Practicing Success

Target Exam

CUET

Subject

Accountancy

Chapter

Accounting Ratios

Question:

Match List – I with List – II.

List – I

List – II

 (A) Activity Ratios 

 (I) Ratios which help in the analysis of profit in relation to revenue from operations 

 (B) Profitability Ratios 

 (II) Ratios which determine the ability of a business to meet its short term commitments 

 (C) Solvency Ratios 

 (III) Ratios that are calculated for measuring the efficiency of operations of business based on effective utilisation of resources 

 (D) Liquidity Ratios 

 (IV) Ratios that determine the ability to meet its contractual obligations towards stakeholders 

Choose the correct answer from the options given below :

Options:

(A)-(I), (B)-(II), (C)-(III), (D)-(IV)

(A)-(II), (B)-(IV), (C)-(I), (D)-(III)

(A)-(IV), (B)-(III), (C)-(II), (D)-(I)

(A)-(III), (B)-(I), (C)-(IV), (D)-(II)

Correct Answer:

(A)-(III), (B)-(I), (C)-(IV), (D)-(II)

Explanation:

The correct answer is Option (4) - (A)-(III), (B)-(I), (C)-(IV), (D)-(II).

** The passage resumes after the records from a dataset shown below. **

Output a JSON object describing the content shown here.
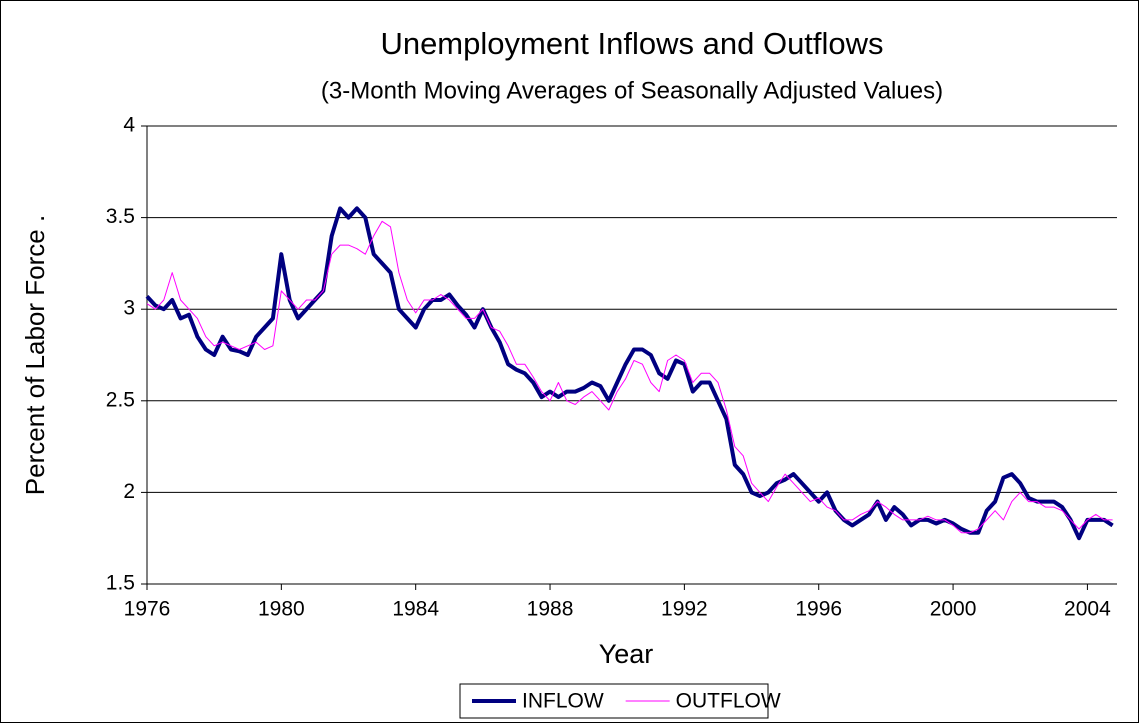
{
  "chart_data": {
    "type": "line",
    "title": "Unemployment Inflows and Outflows",
    "subtitle": "(3-Month Moving Averages of Seasonally Adjusted Values)",
    "x_label": "Year",
    "y_label": "Percent of Labor Force .",
    "xlim": [
      1976,
      2005
    ],
    "xticks": [
      1976,
      1980,
      1984,
      1988,
      1992,
      1996,
      2000,
      2004
    ],
    "ylim": [
      1.5,
      4
    ],
    "yticks": [
      1.5,
      2,
      2.5,
      3,
      3.5,
      4
    ],
    "grid": true,
    "legend": "bottom",
    "x": [
      1976,
      1976.25,
      1976.5,
      1976.75,
      1977,
      1977.25,
      1977.5,
      1977.75,
      1978,
      1978.25,
      1978.5,
      1978.75,
      1979,
      1979.25,
      1979.5,
      1979.75,
      1980,
      1980.25,
      1980.5,
      1980.75,
      1981,
      1981.25,
      1981.5,
      1981.75,
      1982,
      1982.25,
      1982.5,
      1982.75,
      1983,
      1983.25,
      1983.5,
      1983.75,
      1984,
      1984.25,
      1984.5,
      1984.75,
      1985,
      1985.25,
      1985.5,
      1985.75,
      1986,
      1986.25,
      1986.5,
      1986.75,
      1987,
      1987.25,
      1987.5,
      1987.75,
      1988,
      1988.25,
      1988.5,
      1988.75,
      1989,
      1989.25,
      1989.5,
      1989.75,
      1990,
      1990.25,
      1990.5,
      1990.75,
      1991,
      1991.25,
      1991.5,
      1991.75,
      1992,
      1992.25,
      1992.5,
      1992.75,
      1993,
      1993.25,
      1993.5,
      1993.75,
      1994,
      1994.25,
      1994.5,
      1994.75,
      1995,
      1995.25,
      1995.5,
      1995.75,
      1996,
      1996.25,
      1996.5,
      1996.75,
      1997,
      1997.25,
      1997.5,
      1997.75,
      1998,
      1998.25,
      1998.5,
      1998.75,
      1999,
      1999.25,
      1999.5,
      1999.75,
      2000,
      2000.25,
      2000.5,
      2000.75,
      2001,
      2001.25,
      2001.5,
      2001.75,
      2002,
      2002.25,
      2002.5,
      2002.75,
      2003,
      2003.25,
      2003.5,
      2003.75,
      2004,
      2004.25,
      2004.5,
      2004.75
    ],
    "series": [
      {
        "name": "INFLOW",
        "color": "#000080",
        "width": 4,
        "values": [
          3.07,
          3.02,
          3.0,
          3.05,
          2.95,
          2.97,
          2.85,
          2.78,
          2.75,
          2.85,
          2.78,
          2.77,
          2.75,
          2.85,
          2.9,
          2.95,
          3.3,
          3.05,
          2.95,
          3.0,
          3.05,
          3.1,
          3.4,
          3.55,
          3.5,
          3.55,
          3.5,
          3.3,
          3.25,
          3.2,
          3.0,
          2.95,
          2.9,
          3.0,
          3.05,
          3.05,
          3.08,
          3.02,
          2.97,
          2.9,
          3.0,
          2.9,
          2.82,
          2.7,
          2.67,
          2.65,
          2.6,
          2.52,
          2.55,
          2.52,
          2.55,
          2.55,
          2.57,
          2.6,
          2.58,
          2.5,
          2.6,
          2.7,
          2.78,
          2.78,
          2.75,
          2.65,
          2.62,
          2.72,
          2.7,
          2.55,
          2.6,
          2.6,
          2.5,
          2.4,
          2.15,
          2.1,
          2.0,
          1.98,
          2.0,
          2.05,
          2.07,
          2.1,
          2.05,
          2.0,
          1.95,
          2.0,
          1.9,
          1.85,
          1.82,
          1.85,
          1.88,
          1.95,
          1.85,
          1.92,
          1.88,
          1.82,
          1.85,
          1.85,
          1.83,
          1.85,
          1.83,
          1.8,
          1.78,
          1.78,
          1.9,
          1.95,
          2.08,
          2.1,
          2.05,
          1.97,
          1.95,
          1.95,
          1.95,
          1.92,
          1.85,
          1.75,
          1.85,
          1.85,
          1.85,
          1.82
        ]
      },
      {
        "name": "OUTFLOW",
        "color": "#ff00ff",
        "width": 1,
        "values": [
          3.03,
          3.0,
          3.05,
          3.2,
          3.05,
          3.0,
          2.95,
          2.85,
          2.8,
          2.82,
          2.8,
          2.78,
          2.8,
          2.82,
          2.78,
          2.8,
          3.1,
          3.05,
          3.0,
          3.05,
          3.05,
          3.1,
          3.3,
          3.35,
          3.35,
          3.33,
          3.3,
          3.4,
          3.48,
          3.45,
          3.2,
          3.05,
          2.98,
          3.05,
          3.05,
          3.08,
          3.05,
          3.0,
          2.95,
          2.95,
          3.0,
          2.9,
          2.88,
          2.8,
          2.7,
          2.7,
          2.63,
          2.55,
          2.5,
          2.6,
          2.5,
          2.48,
          2.52,
          2.55,
          2.5,
          2.45,
          2.55,
          2.62,
          2.72,
          2.7,
          2.6,
          2.55,
          2.72,
          2.75,
          2.72,
          2.6,
          2.65,
          2.65,
          2.6,
          2.45,
          2.25,
          2.2,
          2.05,
          2.0,
          1.95,
          2.03,
          2.1,
          2.05,
          2.0,
          1.95,
          1.97,
          1.92,
          1.9,
          1.85,
          1.85,
          1.88,
          1.9,
          1.95,
          1.92,
          1.88,
          1.85,
          1.85,
          1.85,
          1.87,
          1.85,
          1.85,
          1.82,
          1.78,
          1.78,
          1.8,
          1.85,
          1.9,
          1.85,
          1.95,
          2.0,
          1.95,
          1.95,
          1.92,
          1.92,
          1.9,
          1.85,
          1.8,
          1.85,
          1.88,
          1.85,
          1.85
        ]
      }
    ]
  }
}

* Activity Ratios- Ratios that are calculated for measuring the efficiency of operations of business based on effective utilisation of resources.
Activity ratios provide insights into a company's operational efficiency and its ability to generate sales or turnover. Key turnover ratios encompass Inventory Turnover, Trade Receivables Turnover, Trade Payables Turnover, Working Capital Turnover, Fixed Assets Turnover, and Current Assets Turnover.

* Profitability Ratios- Ratios which help in the analysis of profit in relation to revenue from operations.
Profitability ratios delve into a company's capacity to generate earnings based on the utilization of its resources. Prominent profitability ratios include the Gross Profit ratio, Operating ratio, Net Profit Ratio, Return on Investment (ROI) or Capital Employed, Earnings per Share (EPS), Book Value per Share, Dividend per Share, and Price/Earnings (P/E) ratio.

* Solvency Ratios- Ratios that determine the ability to meet its contractual obligations towards stakeholders.
Solvency ratios focus on assessing a business's capability to fulfill its long-term debt obligations rather than short-term ones. Solvency ratios are calculated to determine the ability of the business to service its debt in the long run. Examples of solvency ratios include the debt equity ratio, total assets to debt ratio, proprietary ratio, and interest coverage ratio.

* Liquidity Ratios - Ratios which determine the ability of a business to meet its short term commitments.
Liquidity ratios gauge a company's ability to meet its short-term financial obligations promptly. Liquidity ratios are calculated to measure the short-term solvency of the business, i.e. the firm’s ability to meet its current obligations. These are analysed by looking at the amounts of current assets and current liabilities in the balance sheet. Two common liquidity ratios are the current ratio and the acid-test ratio or quick ratio.